For the Chebyshev classifier, for each simulation run we use one random user as the target user and the remaining two as the attack users. In case of the SVM classifier, each of the three user is taken as a target user. The training data for the target user consists of a random sample of a fixed size from the target user’s data. This constitutes positive samples for the target user required for SVM training. The negative samples for the target user come from the data of the remaining two target users. The attackers’ data come from a fixed set of three users who did not participate in the evolution study and whose data was collected for earlier experiments. The results are shown in Fig. 6 for both the classifiers. As expected, the same day scenario achieves the highest accuracy amongst all the scenarios for a given day. We can also observe that the accuracy of the first day scenario is the worst, suggesting that the touch biometrics are not quite stable over time and hence an adaptive approach should be considered to maintain accuracy over time. Using adaptive approach in our experiments clearly shows performance improvements over the first day scenario, especially for the Chebyshev classifier. Note that replacing older samples with newer ones means that the classifiers need to be re-trained. For the Chebyshev classifier, this is not an issue since re-training takes around 1 s at worst (cf. Table 7). For SVM, training takes longer, but this is not a substantial hurdle due to the reasons discussed in Sect. 5.5.

Fig. 6.
figure 6

The evolution of EER - Chebyshev classifier and AER - SVM classifier. Legend: same day training data; adaptive training data; first day training data.

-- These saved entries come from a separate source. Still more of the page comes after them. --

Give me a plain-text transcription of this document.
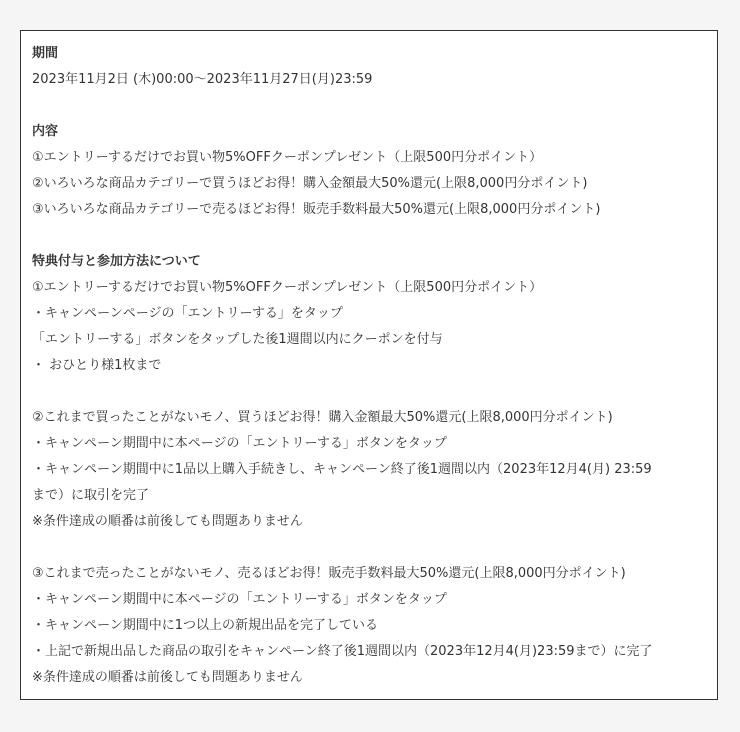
期間
2023年11月2日 (木)00:00～2023年11月27日(月)23:59
内容
①エントリーするだけでお買い物5%OFFクーポンプレゼント（上限500円分ポイント）
②いろいろな商品カテゴリーで買うほどお得！購入金額最大50%還元(上限8,000円分ポイント)
③いろいろな商品カテゴリーで売るほどお得！販売手数料最大50%還元(上限8,000円分ポイント)
特典付与と参加方法について
①エントリーするだけでお買い物5%OFFクーポンプレゼント（上限500円分ポイント）
・キャンペーンページの「エントリーする」をタップ
「エントリーする」ボタンをタップした後1週間以内にクーポンを付与
・ おひとり様1枚まで
②これまで買ったことがないモノ、買うほどお得！購入金額最大50%還元(上限8,000円分ポイント)
・キャンペーン期間中に本ページの「エントリーする」ボタンをタップ
・キャンペーン期間中に1品以上購入手続きし、キャンペーン終了後1週間以内（2023年12月4(月) 23:59
まで）に取引を完了
※条件達成の順番は前後しても問題ありません
③これまで売ったことがないモノ、売るほどお得！販売手数料最大50%還元(上限8,000円分ポイント)
・キャンペーン期間中に本ページの「エントリーする」ボタンをタップ
・キャンペーン期間中に1つ以上の新規出品を完了している
・上記で新規出品した商品の取引をキャンペーン終了後1週間以内（2023年12月4(月)23:59まで）に完了
※条件達成の順番は前後しても問題ありません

6 Some Limitations and Discussion

We did not consider the effect of user posture, e.g., walking versus sitting, on touch gestures. Although this difference may not be as profound as in the case of smartphones, since the Glass is mounted on the user’s head and is relatively stable, it needs to be experimentally determined. Since the focus of our research has been touch gesture based continuous authentication, we have overlooked voice characteristics (as mentioned before, the user can also perform certain operations in Glass through voice commands) or readings from other sensors such as accelerometer and gyroscope. Our continuous authentication system can be augmented by including distinguishing features from voice or other sensors. Also, as is the case for any behaviour biometric system, it is important to test our system on the larger population to validate its accuracy, a feat we were unable to perform due to limited resources.

Since the Chebyshev classifier is based on a concentration inequality, it will be interesting to employ other concentration inequalities such as Hoeffding or Bernstein’s inequalities to compare the results. As a classifier’s performance is also dependent on the features being used, it will be interesting to expand on the feature model introduced in this paper. For instance, one may model the swipe feature as an interaction between the two forces (downward and planar), instead of taking the two forces separately. A resulting feature could be a three dimensional magnitude of force over time.

7 Conclusion

Due to smaller touchpad size and relatively meagre resources of current smart glasses hardware (CPU, battery) compared to modern smartphones, it is not straightforward to assume that gesture based implicit authentication systems proposed for smartphones would yield high classification accuracy and low computational load on smart glasses, such as Google Glass. The results of our study indicate that gesture based continuous authentication is indeed both computationally and accuracy-wise feasible on Glass. Among other contributions of our work is the proposal of a new classifier based on Chebyshev’s concentration inequality, which can be added to other classifiers used in the field of implicit authentication. Our secondary contributions include modelling touch gestures in a new way from which we extract new features such as downward (as measured by pressure and area readings) and planar (as measured by velocity readings) force as a function of time, and the finding that classification accuracy is dependent on the size of the touchpad.